I’ve been reading a lot lately. Most of the books have been on psychopathy (and the neuroscience of psychopathy, in particular), but I’ve also been reading books on how to be a better blogger and social media user. While these latter books are focused on businesses and corporations, their teachings extend to the up and coming blogger and writer as well. An interesting trend with these books is that they champion the use of altruism as a means for outreach. The authors of these books – such as The Tao of Twitter – argue that being selfless is the key to the hearts of others. The implication is clear, however. Do for others so that others will do for you. However, does not this violate the core definition of altruism? That actions are to be made solely for their own sake and without an expectation of personal gain as a result?
As I’ve written before regarding altruism, I believe the concept is inherently flawed. Short of throwing oneself on a grenade to save one’s comrades at the expense of their own life, I fail to see how the overwhelming majority of actions that are considered “altruistic” are truly such. Whether altruistic actions are born from hopes of quid pro quo behavior or even as a means of inflating one’s own sense of self, nearly all actions have a benefit to the one performing them – unless one is just self-destructive and performs only actions that harm themselves. So how can one be purely selfless with discourse? I don’t believe that it is possible.

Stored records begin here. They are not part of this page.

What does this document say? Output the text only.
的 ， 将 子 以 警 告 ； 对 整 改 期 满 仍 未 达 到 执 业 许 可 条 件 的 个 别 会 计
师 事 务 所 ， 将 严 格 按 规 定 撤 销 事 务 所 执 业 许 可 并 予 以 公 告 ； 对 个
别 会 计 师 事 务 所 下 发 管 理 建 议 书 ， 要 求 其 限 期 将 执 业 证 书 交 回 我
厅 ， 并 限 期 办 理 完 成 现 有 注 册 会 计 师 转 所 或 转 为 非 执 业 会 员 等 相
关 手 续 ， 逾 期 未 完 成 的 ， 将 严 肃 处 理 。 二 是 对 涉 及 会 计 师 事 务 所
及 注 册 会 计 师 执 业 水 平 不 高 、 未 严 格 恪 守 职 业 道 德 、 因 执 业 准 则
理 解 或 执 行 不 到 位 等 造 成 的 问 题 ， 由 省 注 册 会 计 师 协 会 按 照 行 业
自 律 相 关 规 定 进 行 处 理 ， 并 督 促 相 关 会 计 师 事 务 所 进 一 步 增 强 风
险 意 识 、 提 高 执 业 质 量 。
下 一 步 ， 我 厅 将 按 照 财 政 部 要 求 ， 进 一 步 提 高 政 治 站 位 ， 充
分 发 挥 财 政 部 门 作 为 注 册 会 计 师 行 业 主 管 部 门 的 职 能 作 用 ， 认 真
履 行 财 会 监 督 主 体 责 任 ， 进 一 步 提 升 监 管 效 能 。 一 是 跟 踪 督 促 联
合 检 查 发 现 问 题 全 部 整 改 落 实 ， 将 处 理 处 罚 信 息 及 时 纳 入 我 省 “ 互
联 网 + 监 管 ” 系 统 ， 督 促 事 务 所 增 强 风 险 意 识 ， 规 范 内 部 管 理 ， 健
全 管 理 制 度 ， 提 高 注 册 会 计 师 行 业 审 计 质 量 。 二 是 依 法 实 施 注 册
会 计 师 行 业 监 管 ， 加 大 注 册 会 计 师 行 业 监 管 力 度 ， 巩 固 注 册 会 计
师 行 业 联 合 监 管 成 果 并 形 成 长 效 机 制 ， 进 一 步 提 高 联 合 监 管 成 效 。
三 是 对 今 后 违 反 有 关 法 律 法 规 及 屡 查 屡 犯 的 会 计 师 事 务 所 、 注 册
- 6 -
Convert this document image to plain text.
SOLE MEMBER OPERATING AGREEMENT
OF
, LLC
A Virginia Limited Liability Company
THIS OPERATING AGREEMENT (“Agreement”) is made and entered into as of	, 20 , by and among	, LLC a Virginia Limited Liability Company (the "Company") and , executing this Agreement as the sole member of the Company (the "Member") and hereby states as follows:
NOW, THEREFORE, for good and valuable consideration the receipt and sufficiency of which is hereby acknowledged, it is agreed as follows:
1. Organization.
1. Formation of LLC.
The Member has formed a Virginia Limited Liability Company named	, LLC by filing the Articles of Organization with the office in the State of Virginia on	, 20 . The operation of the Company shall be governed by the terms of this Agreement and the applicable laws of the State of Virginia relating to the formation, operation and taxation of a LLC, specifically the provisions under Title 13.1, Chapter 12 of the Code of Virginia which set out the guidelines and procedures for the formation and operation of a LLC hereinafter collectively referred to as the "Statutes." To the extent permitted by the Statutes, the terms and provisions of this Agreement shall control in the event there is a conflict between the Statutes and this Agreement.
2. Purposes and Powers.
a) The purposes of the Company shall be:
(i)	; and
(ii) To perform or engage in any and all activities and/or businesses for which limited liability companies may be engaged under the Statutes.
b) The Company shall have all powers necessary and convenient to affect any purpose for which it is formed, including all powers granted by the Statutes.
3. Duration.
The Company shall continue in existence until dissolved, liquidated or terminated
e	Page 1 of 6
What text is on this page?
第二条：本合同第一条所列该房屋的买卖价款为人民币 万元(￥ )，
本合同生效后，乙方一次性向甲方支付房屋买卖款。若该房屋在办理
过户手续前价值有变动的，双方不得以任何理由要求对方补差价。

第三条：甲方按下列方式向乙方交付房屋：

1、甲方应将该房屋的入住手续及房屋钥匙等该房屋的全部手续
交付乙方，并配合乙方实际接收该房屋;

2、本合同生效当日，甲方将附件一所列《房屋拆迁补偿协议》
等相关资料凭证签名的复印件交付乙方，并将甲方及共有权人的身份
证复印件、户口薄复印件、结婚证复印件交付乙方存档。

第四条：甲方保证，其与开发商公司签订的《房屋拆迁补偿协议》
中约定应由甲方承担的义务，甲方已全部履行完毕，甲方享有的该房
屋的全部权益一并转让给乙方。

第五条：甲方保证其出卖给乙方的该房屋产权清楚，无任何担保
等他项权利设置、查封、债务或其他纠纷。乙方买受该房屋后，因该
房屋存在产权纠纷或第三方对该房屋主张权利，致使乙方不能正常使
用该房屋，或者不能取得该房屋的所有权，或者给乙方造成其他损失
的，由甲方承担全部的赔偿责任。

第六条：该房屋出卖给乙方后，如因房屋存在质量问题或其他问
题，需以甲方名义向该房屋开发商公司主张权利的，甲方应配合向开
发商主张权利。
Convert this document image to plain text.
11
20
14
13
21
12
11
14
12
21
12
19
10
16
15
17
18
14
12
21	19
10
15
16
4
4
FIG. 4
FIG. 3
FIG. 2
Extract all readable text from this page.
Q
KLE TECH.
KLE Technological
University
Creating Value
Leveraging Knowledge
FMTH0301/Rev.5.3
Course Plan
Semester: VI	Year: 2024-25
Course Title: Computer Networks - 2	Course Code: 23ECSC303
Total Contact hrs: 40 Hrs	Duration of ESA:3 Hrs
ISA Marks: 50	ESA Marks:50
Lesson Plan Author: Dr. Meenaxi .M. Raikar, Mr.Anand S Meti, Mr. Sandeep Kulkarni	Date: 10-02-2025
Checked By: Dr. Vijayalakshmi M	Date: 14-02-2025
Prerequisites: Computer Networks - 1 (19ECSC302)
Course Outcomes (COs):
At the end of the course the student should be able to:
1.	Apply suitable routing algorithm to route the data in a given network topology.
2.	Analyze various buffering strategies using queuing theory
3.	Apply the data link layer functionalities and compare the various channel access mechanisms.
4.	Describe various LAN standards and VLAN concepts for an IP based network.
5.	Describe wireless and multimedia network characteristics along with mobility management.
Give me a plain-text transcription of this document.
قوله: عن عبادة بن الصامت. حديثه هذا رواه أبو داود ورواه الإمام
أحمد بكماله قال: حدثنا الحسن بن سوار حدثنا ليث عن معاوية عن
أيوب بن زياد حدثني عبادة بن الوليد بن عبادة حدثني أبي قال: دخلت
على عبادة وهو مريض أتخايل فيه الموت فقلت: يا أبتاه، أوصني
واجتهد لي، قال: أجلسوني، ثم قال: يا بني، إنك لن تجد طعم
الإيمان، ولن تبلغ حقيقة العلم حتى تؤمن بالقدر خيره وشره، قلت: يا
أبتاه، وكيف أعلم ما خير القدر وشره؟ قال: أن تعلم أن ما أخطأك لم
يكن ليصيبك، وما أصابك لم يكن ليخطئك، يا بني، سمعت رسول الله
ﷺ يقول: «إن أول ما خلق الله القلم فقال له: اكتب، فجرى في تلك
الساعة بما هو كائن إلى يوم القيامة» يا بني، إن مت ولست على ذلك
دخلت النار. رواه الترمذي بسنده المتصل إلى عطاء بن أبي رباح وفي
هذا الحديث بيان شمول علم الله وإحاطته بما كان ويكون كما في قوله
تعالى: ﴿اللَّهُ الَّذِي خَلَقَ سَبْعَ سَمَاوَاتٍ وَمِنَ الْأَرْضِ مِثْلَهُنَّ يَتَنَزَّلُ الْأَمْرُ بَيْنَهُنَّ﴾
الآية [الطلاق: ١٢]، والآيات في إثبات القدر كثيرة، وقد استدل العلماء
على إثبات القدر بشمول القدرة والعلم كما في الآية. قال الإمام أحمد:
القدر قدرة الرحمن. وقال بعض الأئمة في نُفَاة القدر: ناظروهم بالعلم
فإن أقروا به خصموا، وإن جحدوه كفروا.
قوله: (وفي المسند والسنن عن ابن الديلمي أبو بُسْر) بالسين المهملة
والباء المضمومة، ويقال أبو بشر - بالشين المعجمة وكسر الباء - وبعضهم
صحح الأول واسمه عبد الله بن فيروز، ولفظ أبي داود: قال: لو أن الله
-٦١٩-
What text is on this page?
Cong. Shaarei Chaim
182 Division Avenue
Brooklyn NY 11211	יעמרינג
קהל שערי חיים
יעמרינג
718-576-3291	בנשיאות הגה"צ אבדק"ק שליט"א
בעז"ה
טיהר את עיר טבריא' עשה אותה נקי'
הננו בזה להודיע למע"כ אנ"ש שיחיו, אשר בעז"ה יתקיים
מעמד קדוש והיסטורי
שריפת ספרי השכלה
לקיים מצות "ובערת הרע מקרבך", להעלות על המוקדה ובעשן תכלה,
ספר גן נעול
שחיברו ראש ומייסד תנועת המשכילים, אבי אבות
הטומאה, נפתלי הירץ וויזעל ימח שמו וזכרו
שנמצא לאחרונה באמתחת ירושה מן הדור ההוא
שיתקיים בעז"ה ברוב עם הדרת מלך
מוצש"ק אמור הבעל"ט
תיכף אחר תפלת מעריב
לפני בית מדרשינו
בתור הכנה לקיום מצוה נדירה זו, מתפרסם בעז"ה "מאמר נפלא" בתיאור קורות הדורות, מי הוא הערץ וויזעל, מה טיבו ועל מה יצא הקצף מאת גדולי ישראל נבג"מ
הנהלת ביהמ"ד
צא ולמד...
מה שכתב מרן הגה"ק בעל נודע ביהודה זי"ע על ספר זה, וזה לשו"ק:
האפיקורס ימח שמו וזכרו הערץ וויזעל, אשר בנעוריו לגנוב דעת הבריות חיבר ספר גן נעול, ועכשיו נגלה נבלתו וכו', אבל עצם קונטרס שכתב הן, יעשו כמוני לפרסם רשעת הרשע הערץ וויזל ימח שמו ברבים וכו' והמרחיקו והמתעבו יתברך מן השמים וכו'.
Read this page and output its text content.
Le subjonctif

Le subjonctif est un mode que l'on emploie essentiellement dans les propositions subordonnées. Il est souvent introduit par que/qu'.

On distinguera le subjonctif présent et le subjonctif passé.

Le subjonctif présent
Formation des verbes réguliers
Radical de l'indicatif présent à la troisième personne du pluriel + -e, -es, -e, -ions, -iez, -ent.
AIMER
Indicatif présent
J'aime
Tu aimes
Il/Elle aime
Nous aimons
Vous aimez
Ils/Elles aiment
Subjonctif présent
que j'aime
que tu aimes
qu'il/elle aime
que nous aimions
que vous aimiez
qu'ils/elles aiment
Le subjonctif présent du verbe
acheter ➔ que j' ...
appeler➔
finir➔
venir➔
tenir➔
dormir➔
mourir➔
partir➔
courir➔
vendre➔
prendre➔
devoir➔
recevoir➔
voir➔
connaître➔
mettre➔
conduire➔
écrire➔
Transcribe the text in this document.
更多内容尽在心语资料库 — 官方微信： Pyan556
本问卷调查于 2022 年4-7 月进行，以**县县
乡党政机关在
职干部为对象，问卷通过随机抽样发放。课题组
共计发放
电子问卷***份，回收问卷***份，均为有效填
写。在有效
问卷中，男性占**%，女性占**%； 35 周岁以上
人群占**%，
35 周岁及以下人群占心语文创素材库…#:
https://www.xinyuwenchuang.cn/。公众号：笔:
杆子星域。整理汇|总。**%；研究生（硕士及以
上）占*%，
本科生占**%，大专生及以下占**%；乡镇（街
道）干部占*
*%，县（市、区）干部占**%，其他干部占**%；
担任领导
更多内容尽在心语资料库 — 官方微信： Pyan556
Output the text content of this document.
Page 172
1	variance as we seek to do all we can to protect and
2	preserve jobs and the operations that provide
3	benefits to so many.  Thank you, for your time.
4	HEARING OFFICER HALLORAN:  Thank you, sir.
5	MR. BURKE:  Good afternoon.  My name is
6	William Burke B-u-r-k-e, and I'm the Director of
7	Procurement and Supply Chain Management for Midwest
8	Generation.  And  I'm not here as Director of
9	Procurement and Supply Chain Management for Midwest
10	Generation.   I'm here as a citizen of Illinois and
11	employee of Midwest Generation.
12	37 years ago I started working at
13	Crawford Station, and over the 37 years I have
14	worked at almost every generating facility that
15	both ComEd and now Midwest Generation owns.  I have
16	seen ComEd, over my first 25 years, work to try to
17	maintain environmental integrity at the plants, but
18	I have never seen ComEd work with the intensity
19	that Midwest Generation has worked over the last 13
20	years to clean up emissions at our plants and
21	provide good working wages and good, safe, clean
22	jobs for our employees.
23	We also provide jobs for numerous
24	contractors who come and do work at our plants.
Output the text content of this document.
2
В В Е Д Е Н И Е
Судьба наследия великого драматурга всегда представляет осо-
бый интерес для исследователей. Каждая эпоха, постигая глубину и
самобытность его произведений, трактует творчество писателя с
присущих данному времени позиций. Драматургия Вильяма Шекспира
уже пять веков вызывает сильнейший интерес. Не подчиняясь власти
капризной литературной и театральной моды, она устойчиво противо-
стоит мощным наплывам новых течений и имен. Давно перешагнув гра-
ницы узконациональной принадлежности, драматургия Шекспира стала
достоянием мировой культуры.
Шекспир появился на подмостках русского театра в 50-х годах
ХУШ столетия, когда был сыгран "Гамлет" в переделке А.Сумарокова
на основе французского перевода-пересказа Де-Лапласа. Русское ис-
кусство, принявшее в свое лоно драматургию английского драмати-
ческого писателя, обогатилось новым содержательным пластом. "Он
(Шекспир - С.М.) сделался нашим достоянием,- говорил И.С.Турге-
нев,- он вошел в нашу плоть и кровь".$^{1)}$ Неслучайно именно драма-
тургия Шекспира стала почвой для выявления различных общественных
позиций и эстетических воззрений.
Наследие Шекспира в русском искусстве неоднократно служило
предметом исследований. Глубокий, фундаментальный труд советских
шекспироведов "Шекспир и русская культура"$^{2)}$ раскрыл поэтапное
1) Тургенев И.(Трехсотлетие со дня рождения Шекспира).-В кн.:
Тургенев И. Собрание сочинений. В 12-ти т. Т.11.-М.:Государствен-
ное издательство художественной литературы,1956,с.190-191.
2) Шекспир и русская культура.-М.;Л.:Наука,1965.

One of the questions I often get by those that know I am sociopathic is whether I perform altruistic actions. I would rather turn the question back on those asking. Are they altruistic for anything but the most minor of actions? Would their altruism extend to actions that actually took effort? Or is their “altruism” really a result of societal expectation and self-aggrandizement?
I think that I am more honest with what is “altruistic” and what is not. Like most everyone, I hold doors open and tip nicely and a slew of other “thoughtless” actions. I don’t consider whether my actions are zero-sum or negative-sum for me in these situations; they are simply too trivial and are demanded by society. Yet so many others will chalk up such as examples of altruism. No, altruism needs to rise to a higher level. Not just a higher-level, but to a degree above and beyond what society has engrained into group expectations. The alternative is a circle jerk of self-aggrandizement that was gained without effort.